Де Кунинг (американский художник): “Говорят, будто Горки находился под моим вли­я­­­нием. Это полнейшая чушь! Если когда-нибудь искусствоведы заинтересуются тем, где мое начало как художника, пускай напишут, что мои истоки начинаются с площади Юни­он, 36. Я даже рад, что от ее мощного влияния невозможно избавиться… У него был вели­колепный глаз. Он был армянином и обладал необычайной художественной интуи­цией. У него было собственное лицо, свой колорит, свое ощущение. Он чувствовал всё, что каса­ет­ся природы и живописи. То, что я был обязан знать, он знал заведомо лучше меня. Поскольку он рано покинул Армению, ему не удалось приобрести там больших знаний в области искусства – в противовес мне, получившему академическое образование. И зна­чит, он создал себя сам… Жизнь была тяжела, однако Горки всегда был выше всего. Он был наделен сверхъестественным чутьем, невероятной способностью верного видения. Он существовал еще до того, как стали писать книги о современном искусстве. Как говорил Джон Грэхем, “проклятьем” Горки был его громадный вкус, и это более чем правда. Я же скажу, что он похож на гигантский айсберг, девять десятых которого погружены в океан и видимая часть составляет лишь одну десятую долю. Однако даже то, что видимо, – мощно и восхитительно в своем блеске… Да будет благословенна его душа…”

***

На окружающих он производил сильное впечатление. Природа наградила его высоким ростом, внушительной внешностью.

Стюарт Дейвис (американский художник): “Тот, кто обладает достаточным мышле­ни­ем и энергией, сумеет найти свой путь в современном хаосе вечно меняющихся убеж­дений “.

Критики отдавали себе отчет в исключительности Горки, однако, не будучи знакомы с его наследием, не могли оценить его по достоинству и пытались примерить к нему то европейский, то американский шаблон: узкие рамки известных им терминов и понятий сковывали их.

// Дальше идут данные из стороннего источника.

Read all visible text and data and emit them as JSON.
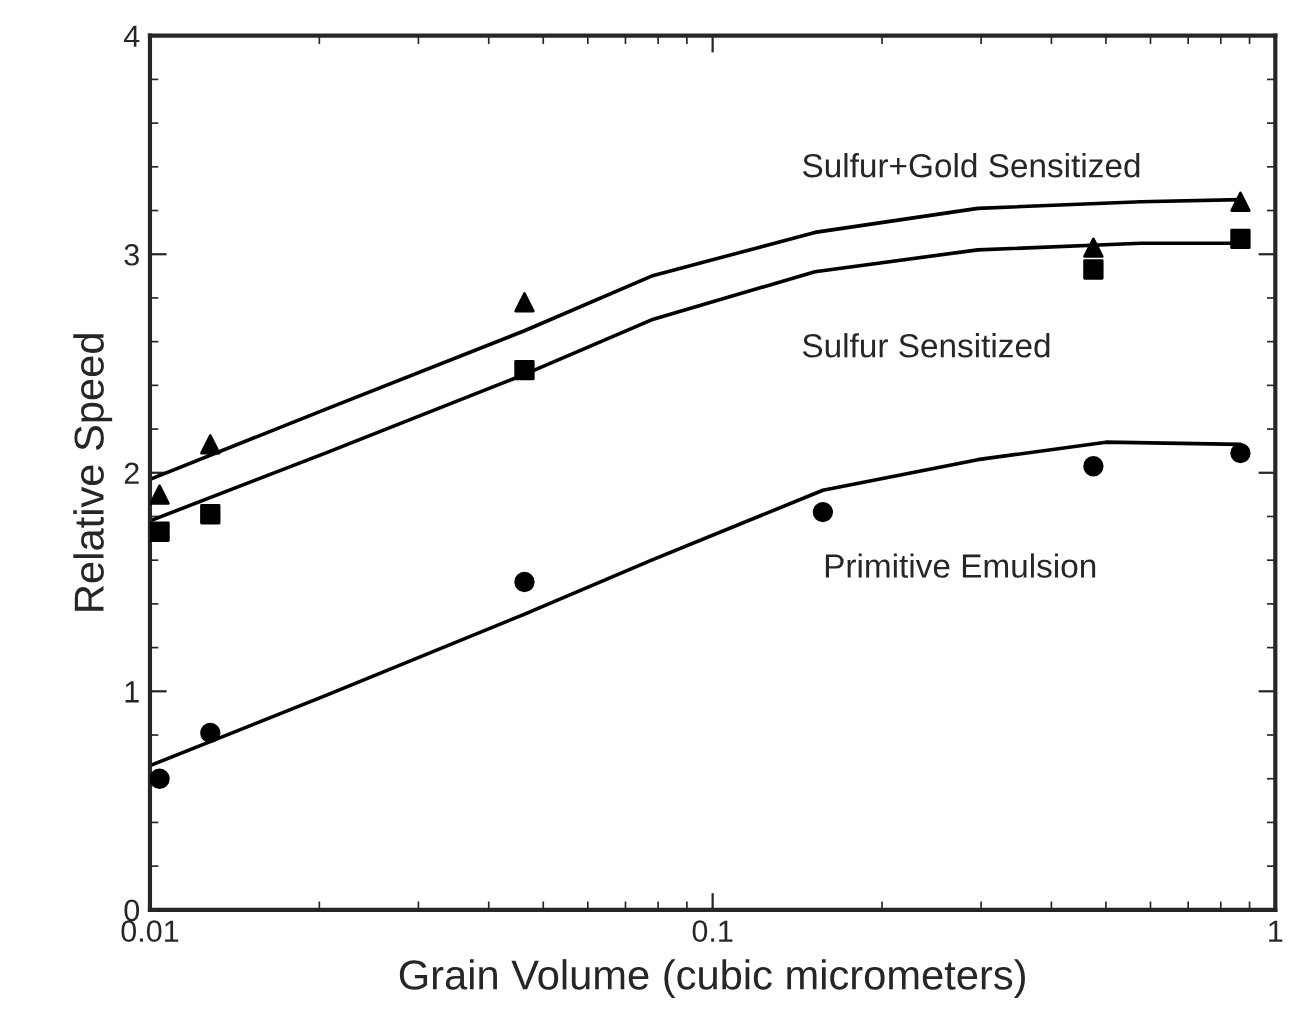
{
  "chart_data": {
    "type": "scatter",
    "xlabel": "Grain Volume (cubic micrometers)",
    "ylabel": "Relative Speed",
    "log": "x",
    "xlim": [
      0.01,
      1
    ],
    "xticks": [
      0.01,
      0.1,
      1
    ],
    "ylim": [
      0,
      4
    ],
    "yticks": [
      0,
      1,
      2,
      3,
      4
    ],
    "grid": false,
    "legend": false,
    "series": [
      {
        "marker": "triangle",
        "color": "#000000",
        "x": [
          0.0104,
          0.0128,
          0.0463,
          0.475,
          0.867
        ],
        "values": [
          1.9,
          2.13,
          2.78,
          3.03,
          3.24
        ]
      },
      {
        "marker": "square",
        "color": "#000000",
        "x": [
          0.0104,
          0.0128,
          0.0463,
          0.475,
          0.867
        ],
        "values": [
          1.73,
          1.81,
          2.47,
          2.93,
          3.07
        ]
      },
      {
        "marker": "circle",
        "color": "#000000",
        "x": [
          0.0104,
          0.0128,
          0.0463,
          0.157,
          0.475,
          0.867
        ],
        "values": [
          0.6,
          0.81,
          1.5,
          1.82,
          2.03,
          2.09
        ]
      },
      {
        "type": "line",
        "marker": "none",
        "line_style": "solid",
        "color": "#000000",
        "x": [
          0.01,
          0.0205,
          0.0463,
          0.0779,
          0.152,
          0.296,
          0.577,
          0.867
        ],
        "values": [
          1.97,
          2.29,
          2.65,
          2.9,
          3.1,
          3.21,
          3.24,
          3.25
        ]
      },
      {
        "type": "line",
        "marker": "none",
        "line_style": "solid",
        "color": "#000000",
        "x": [
          0.01,
          0.0205,
          0.0463,
          0.0779,
          0.152,
          0.296,
          0.577,
          0.867
        ],
        "values": [
          1.78,
          2.09,
          2.45,
          2.7,
          2.92,
          3.02,
          3.05,
          3.05
        ]
      },
      {
        "type": "line",
        "marker": "none",
        "line_style": "solid",
        "color": "#000000",
        "x": [
          0.01,
          0.0205,
          0.046,
          0.0779,
          0.157,
          0.296,
          0.5,
          0.867
        ],
        "values": [
          0.66,
          0.98,
          1.35,
          1.6,
          1.92,
          2.06,
          2.14,
          2.13
        ]
      }
    ],
    "annotations": [
      "Sulfur+Gold Sensitized",
      "Sulfur Sensitized",
      "Primitive Emulsion"
    ]
  }
}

Горки-Адоян: “Армянские глаза моей матери они называют пикассовскими, а когда я их поправляю, они твердят, что это “проявление шовинизма малой нации”. Меня приводит в бе­шен­ство то, что они обвиняют меня в национализме. Воспоминания о детстве посто­ян­но всплы­вают у меня перед глазами, обретая плоть в моих картинах. Критики считают это ог­ра­ни­ченностью ума. Однако они неправы, это – всеобъемлемость. Я видел картины Рос­ли­на. Рослин – это Возрождение, Ренессанс. Каким зарядом энергии наделен этот человек! Он самый великий художник! Несчастье Учелло в том, что он не видел картин То­роса Рослина. Не всегда великое искусство мира доступно каждому художнику. Если не­возможно поло­жить предел политическим играм и вражде, то нужно хотя бы выделить для художников со всего света нейтральное пространство, куда они все могли бы по­ме­щать свои картины. Что‑то вроде центрального музея, где все станут учиться друг у друга и обмениваться опытом.

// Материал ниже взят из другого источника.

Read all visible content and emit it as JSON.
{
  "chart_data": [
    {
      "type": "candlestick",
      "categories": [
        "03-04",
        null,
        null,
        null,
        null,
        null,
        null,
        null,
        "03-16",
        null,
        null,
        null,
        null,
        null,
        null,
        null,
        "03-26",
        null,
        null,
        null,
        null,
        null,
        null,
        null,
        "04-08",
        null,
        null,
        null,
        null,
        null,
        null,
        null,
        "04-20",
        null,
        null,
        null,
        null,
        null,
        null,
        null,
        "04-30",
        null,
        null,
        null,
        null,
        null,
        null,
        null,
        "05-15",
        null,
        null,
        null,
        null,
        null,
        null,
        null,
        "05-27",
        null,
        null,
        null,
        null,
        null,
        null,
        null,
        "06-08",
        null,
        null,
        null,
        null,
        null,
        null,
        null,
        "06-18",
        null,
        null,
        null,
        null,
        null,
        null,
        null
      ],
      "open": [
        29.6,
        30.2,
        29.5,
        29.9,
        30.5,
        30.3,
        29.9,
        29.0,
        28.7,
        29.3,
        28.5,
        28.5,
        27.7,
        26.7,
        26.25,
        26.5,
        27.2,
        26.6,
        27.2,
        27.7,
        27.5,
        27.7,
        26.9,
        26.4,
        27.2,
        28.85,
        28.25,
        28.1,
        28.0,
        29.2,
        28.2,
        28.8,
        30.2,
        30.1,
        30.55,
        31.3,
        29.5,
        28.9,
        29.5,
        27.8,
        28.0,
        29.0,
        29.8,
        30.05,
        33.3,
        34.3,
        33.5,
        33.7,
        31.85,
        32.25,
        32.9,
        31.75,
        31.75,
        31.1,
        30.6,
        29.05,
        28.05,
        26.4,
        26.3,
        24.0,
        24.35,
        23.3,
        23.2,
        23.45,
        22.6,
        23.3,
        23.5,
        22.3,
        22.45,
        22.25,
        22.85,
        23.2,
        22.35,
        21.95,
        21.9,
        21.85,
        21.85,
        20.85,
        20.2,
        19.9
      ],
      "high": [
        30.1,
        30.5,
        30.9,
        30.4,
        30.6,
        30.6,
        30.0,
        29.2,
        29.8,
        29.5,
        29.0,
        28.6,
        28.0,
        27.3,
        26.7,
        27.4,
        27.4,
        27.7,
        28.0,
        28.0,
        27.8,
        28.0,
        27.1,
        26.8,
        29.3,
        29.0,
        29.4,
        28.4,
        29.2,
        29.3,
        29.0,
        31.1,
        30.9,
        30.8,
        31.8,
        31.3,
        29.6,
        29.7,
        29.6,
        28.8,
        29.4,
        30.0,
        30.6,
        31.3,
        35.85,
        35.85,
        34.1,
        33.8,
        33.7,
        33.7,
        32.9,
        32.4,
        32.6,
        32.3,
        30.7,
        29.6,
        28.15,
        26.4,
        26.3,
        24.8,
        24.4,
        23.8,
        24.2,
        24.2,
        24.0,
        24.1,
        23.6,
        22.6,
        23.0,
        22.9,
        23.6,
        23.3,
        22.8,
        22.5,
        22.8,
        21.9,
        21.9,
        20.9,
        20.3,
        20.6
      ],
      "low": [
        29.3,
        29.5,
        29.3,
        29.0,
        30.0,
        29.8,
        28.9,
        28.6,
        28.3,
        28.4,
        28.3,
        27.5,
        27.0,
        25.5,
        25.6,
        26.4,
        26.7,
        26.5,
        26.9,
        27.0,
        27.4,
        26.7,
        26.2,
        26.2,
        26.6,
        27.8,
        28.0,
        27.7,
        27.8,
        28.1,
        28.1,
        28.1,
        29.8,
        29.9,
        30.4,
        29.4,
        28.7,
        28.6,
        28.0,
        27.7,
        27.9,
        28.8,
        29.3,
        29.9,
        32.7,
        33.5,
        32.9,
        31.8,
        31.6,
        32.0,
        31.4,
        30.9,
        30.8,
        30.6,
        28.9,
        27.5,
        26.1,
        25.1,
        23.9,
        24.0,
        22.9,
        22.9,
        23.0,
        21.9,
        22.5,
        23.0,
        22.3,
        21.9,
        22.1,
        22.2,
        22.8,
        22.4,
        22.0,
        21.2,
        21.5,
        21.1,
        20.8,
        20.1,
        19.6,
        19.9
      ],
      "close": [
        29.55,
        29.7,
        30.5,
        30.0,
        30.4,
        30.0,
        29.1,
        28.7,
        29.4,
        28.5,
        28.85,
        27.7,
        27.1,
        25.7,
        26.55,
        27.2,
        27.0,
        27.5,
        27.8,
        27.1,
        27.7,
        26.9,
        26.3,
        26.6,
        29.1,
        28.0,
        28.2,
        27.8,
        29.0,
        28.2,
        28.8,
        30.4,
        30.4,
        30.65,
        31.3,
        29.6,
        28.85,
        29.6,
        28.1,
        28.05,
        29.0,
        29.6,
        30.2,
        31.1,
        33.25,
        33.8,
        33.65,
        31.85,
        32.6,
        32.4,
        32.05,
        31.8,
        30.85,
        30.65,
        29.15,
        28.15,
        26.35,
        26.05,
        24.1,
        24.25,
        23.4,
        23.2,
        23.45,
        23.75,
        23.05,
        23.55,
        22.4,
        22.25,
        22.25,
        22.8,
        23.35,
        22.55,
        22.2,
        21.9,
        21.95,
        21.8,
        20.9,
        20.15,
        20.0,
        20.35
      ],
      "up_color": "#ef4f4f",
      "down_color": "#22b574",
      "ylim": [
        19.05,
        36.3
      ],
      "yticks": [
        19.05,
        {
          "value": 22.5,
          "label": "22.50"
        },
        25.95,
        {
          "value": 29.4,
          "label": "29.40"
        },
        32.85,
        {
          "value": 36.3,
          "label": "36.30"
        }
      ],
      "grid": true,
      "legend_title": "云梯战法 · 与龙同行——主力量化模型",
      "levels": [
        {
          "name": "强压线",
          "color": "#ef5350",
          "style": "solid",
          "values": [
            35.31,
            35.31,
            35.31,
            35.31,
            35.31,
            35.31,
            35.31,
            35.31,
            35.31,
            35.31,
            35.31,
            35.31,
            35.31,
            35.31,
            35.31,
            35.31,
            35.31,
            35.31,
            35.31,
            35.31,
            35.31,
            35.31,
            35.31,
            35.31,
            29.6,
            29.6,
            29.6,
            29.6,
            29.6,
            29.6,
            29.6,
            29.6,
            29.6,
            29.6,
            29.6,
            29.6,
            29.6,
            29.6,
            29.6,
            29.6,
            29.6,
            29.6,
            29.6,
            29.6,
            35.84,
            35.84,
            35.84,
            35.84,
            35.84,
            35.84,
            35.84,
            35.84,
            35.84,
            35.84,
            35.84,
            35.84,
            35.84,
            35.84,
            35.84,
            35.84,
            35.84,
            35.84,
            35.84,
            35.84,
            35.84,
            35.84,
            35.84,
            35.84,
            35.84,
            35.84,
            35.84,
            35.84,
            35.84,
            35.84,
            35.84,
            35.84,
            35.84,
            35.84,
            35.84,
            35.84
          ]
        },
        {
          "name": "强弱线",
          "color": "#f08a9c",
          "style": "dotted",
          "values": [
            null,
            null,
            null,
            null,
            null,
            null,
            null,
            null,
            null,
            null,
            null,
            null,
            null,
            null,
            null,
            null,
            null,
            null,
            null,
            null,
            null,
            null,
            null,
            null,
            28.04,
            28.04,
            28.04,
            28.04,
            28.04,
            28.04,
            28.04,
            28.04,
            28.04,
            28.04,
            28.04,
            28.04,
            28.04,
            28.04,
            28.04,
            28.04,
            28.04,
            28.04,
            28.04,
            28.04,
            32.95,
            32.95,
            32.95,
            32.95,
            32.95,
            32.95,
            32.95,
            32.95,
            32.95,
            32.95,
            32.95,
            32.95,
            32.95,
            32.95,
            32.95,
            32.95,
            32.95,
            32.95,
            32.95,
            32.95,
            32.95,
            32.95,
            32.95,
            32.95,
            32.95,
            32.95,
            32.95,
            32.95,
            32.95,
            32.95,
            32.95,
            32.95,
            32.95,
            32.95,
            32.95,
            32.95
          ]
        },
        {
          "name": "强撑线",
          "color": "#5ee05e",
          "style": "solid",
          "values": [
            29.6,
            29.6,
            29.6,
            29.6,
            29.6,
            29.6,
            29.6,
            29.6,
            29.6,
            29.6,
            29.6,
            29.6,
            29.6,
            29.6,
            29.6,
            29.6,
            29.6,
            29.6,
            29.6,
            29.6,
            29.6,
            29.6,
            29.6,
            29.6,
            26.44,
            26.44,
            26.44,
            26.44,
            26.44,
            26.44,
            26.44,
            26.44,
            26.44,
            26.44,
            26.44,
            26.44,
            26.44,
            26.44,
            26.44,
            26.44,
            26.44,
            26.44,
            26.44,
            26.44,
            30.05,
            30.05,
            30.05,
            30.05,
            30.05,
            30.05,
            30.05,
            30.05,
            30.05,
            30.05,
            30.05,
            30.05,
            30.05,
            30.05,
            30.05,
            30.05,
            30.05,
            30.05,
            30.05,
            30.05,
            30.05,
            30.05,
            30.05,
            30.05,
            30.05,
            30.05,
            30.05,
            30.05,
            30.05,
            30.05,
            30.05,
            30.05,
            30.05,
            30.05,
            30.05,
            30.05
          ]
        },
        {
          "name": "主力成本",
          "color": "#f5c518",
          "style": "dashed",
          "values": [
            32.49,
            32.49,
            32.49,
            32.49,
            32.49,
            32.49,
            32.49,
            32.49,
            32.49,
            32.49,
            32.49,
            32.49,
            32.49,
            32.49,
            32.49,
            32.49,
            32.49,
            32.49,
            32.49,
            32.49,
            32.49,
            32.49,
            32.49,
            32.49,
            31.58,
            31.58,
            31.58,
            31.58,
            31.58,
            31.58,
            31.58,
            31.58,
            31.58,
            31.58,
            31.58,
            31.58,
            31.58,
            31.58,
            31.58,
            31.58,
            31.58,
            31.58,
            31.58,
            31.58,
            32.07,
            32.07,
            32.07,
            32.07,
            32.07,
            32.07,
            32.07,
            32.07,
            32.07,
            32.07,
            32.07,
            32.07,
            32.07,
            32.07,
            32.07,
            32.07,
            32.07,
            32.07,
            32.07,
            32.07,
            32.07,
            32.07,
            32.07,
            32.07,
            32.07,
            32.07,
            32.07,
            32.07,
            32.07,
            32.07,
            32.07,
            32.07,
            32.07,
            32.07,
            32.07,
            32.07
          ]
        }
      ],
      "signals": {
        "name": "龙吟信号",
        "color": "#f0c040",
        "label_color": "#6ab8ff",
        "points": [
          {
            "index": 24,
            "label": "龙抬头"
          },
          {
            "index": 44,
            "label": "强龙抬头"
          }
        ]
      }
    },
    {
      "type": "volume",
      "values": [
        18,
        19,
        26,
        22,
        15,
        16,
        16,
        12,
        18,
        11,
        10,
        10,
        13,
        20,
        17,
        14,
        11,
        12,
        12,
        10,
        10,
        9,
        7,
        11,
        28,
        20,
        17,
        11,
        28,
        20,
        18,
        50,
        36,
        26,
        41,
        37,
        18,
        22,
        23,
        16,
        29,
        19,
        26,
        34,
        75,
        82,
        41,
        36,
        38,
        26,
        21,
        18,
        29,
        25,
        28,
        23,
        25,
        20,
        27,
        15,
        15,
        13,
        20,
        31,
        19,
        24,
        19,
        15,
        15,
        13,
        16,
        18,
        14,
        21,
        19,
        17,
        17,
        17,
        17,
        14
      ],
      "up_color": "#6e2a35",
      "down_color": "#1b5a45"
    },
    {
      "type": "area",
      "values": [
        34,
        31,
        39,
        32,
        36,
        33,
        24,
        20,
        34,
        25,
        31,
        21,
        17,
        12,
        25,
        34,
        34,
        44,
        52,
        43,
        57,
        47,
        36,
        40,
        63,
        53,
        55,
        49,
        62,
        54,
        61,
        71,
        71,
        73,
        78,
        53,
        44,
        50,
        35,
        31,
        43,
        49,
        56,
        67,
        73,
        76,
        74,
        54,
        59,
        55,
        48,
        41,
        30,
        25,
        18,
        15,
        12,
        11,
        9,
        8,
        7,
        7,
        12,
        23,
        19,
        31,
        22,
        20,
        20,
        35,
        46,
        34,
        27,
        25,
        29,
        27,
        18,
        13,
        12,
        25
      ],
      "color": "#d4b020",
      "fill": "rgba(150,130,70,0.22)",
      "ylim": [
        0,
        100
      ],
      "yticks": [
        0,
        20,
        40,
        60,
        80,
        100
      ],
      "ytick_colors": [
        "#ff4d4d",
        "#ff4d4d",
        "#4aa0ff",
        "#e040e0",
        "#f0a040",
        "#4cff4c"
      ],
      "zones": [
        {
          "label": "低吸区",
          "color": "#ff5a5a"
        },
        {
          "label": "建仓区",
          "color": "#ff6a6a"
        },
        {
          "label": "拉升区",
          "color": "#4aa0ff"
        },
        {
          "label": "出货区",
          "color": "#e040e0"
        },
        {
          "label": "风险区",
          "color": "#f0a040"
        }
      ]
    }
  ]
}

…Искусство выше национализма, оно вселенское око человечества. Истинное искус­ст­во является ответом на сложные явления, и оно же дает человеку возможность понять их. Для меня искусство – столкновение взаимоисключающих идей. Великое искусство долж­но быть наделено мыслью и чувством, а вдобавок к ним – силой, объединяющей эти два понятия и в целом выражающей сложность прочувствованного.

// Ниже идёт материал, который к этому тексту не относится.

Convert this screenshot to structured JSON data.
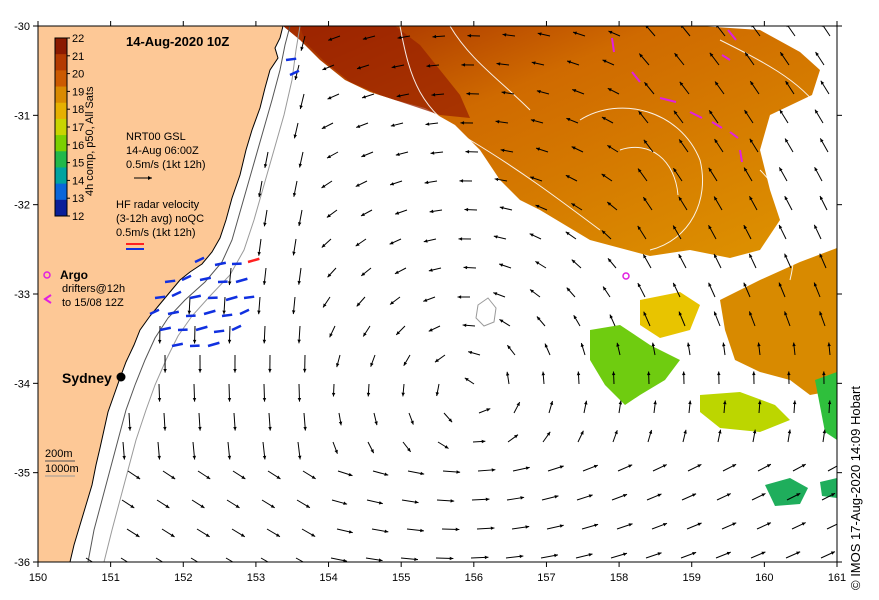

Мы, армяне, вынуждены были за короткое время увидеть и пережить многое. Видели кровопролития, совершаемые турками, погромы и резню, переселение армян, разрушение нашей страны. Всё это я помню. На всё это мы, оставшиеся в живых, не можем не отве­тить с максимальной мощью. Искусство – самовыражение нашего многострадального на­ро­да. И я стремлюсь достичь того мгновения, когда картина откликнется голосу моей во­ли, когда она задохнется от любви и утолит мою страсть общения с ней. Этот мучитель­ный миг ее стремления к жизни возвещает о законченности картины. Я откладываю кисть. Вот оно – совершенство”.

***

Начиная с 1926 года он стал рисовать портреты. Он писал портреты членов семьи, главным образом матери – Шушаник.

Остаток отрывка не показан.